Let’s take a real-life example outside the software world: airplanes. The Boeing 787 Dreamliner is quite possibly the most complicated airplane that will ever fly the skies to date. But Boeing could not shoulder the cost of designing and manufacturing the plane itself. Consequently, Boeing decided to treat all of its suppliers as engineering partners that participated in the design of the 787. They all shared the risk of the 787 project, and will all share in the profits. By distributing all of the costs and profits across hundreds of parties worldwide, Boeing ensured that it could design the plane quickly and soundly, whereas if they had taken a traditional route and tried to do the entire engineering design themselves, they would have dramatically failed.
People have found out that distributing costs and workload is the only way to make huge things work cost-effectively now. BitTorrent works a heck of a lot better for distributing downloads than do centralized servers because P2P distribution costs are shared across multiple network nodes. Complex airplane design and manufacturing is much more scalable when engineers around the world are working on different parts in parallel with each other.
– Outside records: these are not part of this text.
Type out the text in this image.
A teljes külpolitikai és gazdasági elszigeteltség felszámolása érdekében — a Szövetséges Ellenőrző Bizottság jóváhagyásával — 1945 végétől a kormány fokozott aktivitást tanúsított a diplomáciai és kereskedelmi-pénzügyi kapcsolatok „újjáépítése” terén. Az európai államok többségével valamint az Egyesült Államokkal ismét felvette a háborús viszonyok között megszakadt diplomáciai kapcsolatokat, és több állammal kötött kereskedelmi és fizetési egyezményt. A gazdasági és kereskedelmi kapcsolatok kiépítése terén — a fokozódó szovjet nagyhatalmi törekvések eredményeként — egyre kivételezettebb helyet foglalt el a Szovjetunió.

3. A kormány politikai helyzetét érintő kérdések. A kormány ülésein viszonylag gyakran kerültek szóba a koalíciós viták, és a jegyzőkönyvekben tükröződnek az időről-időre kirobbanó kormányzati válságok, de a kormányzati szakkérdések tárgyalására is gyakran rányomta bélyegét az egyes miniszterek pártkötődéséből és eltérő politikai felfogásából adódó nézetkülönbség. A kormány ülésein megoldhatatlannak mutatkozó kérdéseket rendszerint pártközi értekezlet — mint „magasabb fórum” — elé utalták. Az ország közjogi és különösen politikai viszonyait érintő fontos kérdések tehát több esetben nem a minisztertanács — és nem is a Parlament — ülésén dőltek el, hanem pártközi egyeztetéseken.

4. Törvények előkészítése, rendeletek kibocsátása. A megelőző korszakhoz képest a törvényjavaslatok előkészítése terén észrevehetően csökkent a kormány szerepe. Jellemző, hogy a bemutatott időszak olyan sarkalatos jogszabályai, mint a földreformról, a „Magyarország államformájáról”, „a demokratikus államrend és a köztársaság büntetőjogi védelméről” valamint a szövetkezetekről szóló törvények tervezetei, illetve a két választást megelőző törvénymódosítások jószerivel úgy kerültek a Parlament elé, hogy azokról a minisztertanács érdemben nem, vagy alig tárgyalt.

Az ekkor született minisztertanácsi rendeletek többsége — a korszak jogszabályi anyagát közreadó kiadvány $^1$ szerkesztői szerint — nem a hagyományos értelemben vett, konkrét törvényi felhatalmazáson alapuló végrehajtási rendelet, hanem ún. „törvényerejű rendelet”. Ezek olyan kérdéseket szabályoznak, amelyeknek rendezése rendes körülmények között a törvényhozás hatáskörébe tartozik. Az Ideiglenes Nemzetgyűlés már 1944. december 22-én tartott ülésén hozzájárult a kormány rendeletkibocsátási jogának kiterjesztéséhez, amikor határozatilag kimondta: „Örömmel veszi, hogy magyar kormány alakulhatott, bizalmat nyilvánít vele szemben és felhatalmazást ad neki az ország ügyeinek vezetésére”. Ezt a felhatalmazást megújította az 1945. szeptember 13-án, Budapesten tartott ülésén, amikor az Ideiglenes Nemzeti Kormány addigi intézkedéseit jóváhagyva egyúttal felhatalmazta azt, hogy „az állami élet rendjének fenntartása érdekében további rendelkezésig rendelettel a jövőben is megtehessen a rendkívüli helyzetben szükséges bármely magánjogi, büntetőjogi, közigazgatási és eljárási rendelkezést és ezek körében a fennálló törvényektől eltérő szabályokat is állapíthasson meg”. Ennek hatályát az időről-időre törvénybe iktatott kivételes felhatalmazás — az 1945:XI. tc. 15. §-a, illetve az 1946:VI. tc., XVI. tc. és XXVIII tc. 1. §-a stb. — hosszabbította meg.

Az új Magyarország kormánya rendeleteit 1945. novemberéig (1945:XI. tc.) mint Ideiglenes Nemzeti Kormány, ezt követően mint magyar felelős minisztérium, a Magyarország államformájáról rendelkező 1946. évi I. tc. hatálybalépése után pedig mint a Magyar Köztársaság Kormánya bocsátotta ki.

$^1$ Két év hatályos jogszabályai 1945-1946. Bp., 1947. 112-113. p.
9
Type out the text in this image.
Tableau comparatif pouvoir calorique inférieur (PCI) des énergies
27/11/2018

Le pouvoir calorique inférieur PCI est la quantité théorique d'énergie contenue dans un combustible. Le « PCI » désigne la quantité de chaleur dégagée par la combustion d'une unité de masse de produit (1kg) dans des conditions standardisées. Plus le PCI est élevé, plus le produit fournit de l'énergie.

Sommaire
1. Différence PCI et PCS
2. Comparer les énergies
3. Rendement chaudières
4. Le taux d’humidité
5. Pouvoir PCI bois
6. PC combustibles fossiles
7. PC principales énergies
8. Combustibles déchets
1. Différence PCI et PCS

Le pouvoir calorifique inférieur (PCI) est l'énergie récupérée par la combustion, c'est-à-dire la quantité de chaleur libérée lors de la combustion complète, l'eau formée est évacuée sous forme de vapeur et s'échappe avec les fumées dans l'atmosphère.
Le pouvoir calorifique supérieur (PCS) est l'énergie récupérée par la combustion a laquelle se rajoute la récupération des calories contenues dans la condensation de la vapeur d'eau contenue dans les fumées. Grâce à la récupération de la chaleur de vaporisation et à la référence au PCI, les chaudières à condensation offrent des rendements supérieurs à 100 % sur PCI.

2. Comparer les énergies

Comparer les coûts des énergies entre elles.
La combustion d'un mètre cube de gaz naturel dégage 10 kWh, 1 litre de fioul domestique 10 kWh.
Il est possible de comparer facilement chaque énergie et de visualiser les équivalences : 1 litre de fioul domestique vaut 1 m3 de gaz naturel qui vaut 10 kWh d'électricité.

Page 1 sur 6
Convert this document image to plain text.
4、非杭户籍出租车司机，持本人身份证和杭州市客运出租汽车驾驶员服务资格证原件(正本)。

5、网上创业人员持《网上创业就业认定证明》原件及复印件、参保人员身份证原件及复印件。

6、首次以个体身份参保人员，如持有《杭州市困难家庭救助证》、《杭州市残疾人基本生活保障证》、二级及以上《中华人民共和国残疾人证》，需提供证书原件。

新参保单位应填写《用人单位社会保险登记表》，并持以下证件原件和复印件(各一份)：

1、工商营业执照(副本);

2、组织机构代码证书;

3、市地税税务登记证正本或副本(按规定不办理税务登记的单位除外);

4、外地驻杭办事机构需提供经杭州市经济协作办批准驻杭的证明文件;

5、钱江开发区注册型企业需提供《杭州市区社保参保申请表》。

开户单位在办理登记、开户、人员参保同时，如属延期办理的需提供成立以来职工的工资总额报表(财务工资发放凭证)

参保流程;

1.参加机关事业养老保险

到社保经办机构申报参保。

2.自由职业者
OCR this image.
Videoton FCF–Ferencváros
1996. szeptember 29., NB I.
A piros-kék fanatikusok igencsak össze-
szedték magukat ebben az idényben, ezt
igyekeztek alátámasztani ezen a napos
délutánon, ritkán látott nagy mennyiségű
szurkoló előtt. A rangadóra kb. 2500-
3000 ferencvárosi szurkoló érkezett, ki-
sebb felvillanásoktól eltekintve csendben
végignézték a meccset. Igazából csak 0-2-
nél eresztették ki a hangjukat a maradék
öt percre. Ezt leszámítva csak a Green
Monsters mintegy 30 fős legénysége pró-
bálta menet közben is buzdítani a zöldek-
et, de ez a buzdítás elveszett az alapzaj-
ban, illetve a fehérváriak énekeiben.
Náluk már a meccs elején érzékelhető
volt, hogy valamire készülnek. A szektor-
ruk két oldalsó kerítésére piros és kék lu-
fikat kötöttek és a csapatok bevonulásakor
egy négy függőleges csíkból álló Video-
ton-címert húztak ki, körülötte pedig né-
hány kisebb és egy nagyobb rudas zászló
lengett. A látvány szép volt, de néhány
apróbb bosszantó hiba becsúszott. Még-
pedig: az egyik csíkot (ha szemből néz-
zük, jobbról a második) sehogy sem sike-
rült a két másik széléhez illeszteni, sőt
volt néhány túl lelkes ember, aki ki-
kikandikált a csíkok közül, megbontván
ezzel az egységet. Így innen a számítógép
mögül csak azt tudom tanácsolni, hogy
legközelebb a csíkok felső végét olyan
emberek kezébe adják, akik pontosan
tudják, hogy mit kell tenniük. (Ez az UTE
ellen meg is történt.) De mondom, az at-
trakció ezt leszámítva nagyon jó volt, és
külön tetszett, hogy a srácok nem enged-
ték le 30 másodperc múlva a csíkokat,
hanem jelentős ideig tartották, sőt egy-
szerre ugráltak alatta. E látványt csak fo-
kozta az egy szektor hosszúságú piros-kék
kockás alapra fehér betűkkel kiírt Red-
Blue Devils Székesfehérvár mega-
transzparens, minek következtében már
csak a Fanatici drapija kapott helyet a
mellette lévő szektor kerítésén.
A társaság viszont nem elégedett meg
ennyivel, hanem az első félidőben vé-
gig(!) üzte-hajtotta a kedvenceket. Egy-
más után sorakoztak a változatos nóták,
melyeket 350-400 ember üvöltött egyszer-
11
Game developers started taking a similar route years ago when they decided that it was cheaper to license game engines from developers like id Software and Epic Games, rather than make their own proprietary game engines. As costs rise for them, they might also follow the lead of newer players like Linden Labs, who made Second Life completely open source. For open source, the value doesn’t come out of the software that’s being produced. The value comes from what people can do with the software, once it’s finished.
Traditional software development is becoming too expensive, and one day, the big boys like Microsoft will have to start questioning whether it makes sense to continue making software the traditional way and protecting it the traditional way through legal action.